Law firm Wragge & Co associate Christopher Stiles adds: “We are definitely seeing more creative ideas but it depends on the circumstances. Brands are intangible. For example, a company with a brand that is a household name would be in a better position. There are also sophisticated companies who are able to properly value brands. However, property continues to be the most straightforward.”

This is why commercial real estate continues to be the most popular, accounting for 66 per cent of all deals during the period between 1 September to 31 October 2013, slightly up from the 61 per cent in previous KPMG surveys. Next on the list were intra-group loans, which stayed the same at 14 per cent. This involves a group company promising to pay the vehicle a certain amount each year.

Risks

Although overall many of these structures look good on paper, there are of course risks. “Whilst innovative funding mechanisms such as ABCs may help employers meet their obligations to schemes, the benefit of such arrangements can be overstated,” says The Pensions Regulator DB policy manager Fiona Frobisher. “While an ABC might appear to instantly remove a scheme’s deficit, in reality the scheme relies on many years of payments from the ABC (which are often funded by the sponsor anyway) before the value is realised. If an employer provides a recovery plan and a contingent asset instead, the scheme is likely to be in the same, if not a better, position. Sometimes a recovery plan alone may be better than an ABC.”

Other problems can occur “if the trustees take the net present value of the payment stream under the ABC at face value,” she adds. “When making decisions in relation to the scheme, they need to recognise that much of this asset value depends on the ABC making payments into the future and that these payments generally rely on funds from the employer.”

Late last year, TPR issued recommendations to help raise trustees’ awareness of these dangers. The checklist according to Frobisher includes conducting a critical evaluation of the proposal, such as obtaining independent advice and considering the cost of set up as well as maintenance against any long term benefits. Trustees were also advised to compare the proposed ABC against alternatives – i.e. recovery plan with a contingent asset – and evaluate the length of time over which the deficit will actually be met.

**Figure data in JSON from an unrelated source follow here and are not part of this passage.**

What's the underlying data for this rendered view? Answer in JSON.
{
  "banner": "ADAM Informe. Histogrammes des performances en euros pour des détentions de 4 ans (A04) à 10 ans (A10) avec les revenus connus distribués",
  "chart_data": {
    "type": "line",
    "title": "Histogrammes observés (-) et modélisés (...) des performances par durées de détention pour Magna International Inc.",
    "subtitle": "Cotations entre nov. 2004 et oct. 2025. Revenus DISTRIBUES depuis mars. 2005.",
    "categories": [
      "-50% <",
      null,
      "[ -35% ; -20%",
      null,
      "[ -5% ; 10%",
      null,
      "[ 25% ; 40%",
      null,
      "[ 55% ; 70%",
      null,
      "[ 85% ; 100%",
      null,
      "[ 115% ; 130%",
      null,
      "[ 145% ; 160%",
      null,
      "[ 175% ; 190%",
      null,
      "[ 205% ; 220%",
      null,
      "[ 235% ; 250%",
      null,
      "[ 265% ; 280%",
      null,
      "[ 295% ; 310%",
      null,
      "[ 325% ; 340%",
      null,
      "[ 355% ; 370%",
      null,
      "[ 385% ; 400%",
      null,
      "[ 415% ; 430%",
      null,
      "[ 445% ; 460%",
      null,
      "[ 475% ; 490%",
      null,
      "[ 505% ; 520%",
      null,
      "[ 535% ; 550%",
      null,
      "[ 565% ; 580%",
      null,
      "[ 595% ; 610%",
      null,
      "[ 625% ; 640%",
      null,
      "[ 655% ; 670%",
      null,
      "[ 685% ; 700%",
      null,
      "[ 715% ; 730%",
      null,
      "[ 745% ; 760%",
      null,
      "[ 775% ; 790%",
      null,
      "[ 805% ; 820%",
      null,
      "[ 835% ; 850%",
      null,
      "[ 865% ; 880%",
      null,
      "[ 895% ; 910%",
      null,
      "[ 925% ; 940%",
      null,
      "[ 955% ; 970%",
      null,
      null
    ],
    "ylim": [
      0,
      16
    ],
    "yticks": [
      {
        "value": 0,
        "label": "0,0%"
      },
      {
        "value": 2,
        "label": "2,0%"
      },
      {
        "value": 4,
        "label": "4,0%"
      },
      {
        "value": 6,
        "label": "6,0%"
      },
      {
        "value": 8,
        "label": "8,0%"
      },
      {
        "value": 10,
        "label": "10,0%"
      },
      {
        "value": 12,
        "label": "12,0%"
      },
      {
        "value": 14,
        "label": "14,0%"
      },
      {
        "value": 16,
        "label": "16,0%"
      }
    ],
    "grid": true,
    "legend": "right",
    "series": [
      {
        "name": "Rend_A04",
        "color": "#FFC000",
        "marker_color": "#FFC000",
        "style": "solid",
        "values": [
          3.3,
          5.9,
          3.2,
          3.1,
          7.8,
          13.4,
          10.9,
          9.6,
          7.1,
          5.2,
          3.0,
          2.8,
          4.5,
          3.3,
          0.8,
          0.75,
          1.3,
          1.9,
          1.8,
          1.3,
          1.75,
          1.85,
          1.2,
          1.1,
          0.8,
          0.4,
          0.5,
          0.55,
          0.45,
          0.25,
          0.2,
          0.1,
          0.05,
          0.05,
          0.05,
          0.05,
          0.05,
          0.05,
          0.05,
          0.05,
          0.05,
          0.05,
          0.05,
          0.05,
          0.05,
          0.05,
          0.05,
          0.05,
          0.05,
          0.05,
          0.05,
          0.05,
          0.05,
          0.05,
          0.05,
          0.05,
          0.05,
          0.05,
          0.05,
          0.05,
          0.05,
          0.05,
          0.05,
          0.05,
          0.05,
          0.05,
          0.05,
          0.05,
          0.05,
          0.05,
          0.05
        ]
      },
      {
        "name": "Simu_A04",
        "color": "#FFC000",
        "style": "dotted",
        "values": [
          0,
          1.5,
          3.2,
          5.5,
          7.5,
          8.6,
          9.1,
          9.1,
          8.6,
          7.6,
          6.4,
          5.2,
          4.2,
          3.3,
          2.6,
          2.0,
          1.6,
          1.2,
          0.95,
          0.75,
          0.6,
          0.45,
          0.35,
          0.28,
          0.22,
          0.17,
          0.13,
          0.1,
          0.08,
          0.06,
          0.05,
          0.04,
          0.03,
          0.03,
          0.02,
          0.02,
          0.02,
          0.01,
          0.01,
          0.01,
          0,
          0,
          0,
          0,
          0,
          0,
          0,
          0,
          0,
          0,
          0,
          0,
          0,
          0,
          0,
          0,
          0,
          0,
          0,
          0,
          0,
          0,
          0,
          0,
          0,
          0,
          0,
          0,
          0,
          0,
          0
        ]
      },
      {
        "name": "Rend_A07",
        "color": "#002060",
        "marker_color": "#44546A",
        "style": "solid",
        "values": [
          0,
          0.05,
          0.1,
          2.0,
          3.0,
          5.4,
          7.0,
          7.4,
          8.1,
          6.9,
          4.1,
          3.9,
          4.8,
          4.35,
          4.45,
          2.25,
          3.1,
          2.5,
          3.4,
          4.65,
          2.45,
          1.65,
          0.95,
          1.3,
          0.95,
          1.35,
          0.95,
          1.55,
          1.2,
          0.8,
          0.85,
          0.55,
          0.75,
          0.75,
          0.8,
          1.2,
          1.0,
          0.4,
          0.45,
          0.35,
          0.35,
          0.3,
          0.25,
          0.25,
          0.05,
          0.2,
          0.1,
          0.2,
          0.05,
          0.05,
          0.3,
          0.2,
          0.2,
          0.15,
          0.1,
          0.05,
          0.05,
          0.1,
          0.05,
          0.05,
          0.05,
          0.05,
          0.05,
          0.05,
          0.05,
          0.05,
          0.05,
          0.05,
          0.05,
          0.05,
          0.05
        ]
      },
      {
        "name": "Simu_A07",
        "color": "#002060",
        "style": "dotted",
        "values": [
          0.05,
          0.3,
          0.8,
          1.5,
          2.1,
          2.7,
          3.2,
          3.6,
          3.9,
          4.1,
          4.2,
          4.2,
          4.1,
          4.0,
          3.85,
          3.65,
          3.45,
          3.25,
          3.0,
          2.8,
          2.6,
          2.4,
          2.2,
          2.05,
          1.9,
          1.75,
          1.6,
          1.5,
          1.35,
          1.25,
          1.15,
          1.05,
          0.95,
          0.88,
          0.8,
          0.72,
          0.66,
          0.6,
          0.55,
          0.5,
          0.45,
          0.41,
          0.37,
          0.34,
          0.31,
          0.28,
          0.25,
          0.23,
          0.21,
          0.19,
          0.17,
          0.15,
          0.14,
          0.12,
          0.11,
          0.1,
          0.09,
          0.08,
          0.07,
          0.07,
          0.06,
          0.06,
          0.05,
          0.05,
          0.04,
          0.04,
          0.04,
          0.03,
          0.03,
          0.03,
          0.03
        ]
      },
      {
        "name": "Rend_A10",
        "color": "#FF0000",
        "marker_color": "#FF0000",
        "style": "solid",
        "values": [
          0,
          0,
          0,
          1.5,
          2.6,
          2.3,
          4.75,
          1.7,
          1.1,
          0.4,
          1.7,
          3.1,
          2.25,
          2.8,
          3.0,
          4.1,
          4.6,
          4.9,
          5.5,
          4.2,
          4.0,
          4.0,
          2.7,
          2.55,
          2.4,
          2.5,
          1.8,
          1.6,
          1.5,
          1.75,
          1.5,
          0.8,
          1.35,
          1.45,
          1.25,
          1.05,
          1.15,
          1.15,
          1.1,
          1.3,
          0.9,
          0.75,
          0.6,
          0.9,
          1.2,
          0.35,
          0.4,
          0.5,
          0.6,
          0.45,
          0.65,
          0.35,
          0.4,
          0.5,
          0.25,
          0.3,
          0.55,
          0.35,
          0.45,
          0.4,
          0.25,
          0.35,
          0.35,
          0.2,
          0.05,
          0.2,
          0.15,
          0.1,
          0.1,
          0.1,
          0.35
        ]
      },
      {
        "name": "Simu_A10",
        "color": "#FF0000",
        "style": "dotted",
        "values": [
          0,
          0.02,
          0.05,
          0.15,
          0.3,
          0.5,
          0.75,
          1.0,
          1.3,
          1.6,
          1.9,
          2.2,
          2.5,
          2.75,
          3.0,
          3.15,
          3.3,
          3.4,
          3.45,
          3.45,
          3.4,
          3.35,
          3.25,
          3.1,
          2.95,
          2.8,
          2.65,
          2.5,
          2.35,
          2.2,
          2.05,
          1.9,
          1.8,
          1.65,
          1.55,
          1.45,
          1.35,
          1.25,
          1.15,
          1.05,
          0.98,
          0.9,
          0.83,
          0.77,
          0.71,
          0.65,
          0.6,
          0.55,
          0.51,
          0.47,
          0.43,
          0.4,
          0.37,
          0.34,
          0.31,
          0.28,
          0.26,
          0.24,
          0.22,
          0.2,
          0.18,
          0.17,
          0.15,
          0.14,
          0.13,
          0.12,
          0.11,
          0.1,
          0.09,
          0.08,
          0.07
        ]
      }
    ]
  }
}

In addition, trustees should evaluate any impact on the employer covenant – for example whether any assets are transferred from the employer to the ABC vehicle. Last but certainly not least they should agree an ‘underpin’ with the employer to protect the scheme’s position, such as in the event that the courts find that ABCs are void for illegality or where there is a change in the law.

Clare believes that: “The regulator is less concerned with the structures put in place today but future arrangements because of the higher number of smaller schemes adopting ABCs. Quite rightly, they do not want to see any shortcuts taken.”

TPR is not the only body looking into ABCs. The FRC also recently launched a crackdown on companies that have used these structures to reclassify pension obligations as equity instruments in their accounts. “Whilst the equity accounting treatment had only been adopted by a small number of companies, and was not reflective of the wider market, the announcement is still helpful in establishing the parameters for companies considering these types of structures.” says Coulston. “The FRC’s preferred reporting aligns with the accounting treatment that we have always recommended our clients adopt.”

Mercer financial strategy group partner John O’Brien adds: “The FRC has an issue but it only applied to a small number of arrangements – probably less than five out of 50-plus classified the obligations as an equity instrument. I think ABCs will continue to increase because they ease the strain on corporate cash flows but trustees need to have a strong governance structure and due diligence process in place.”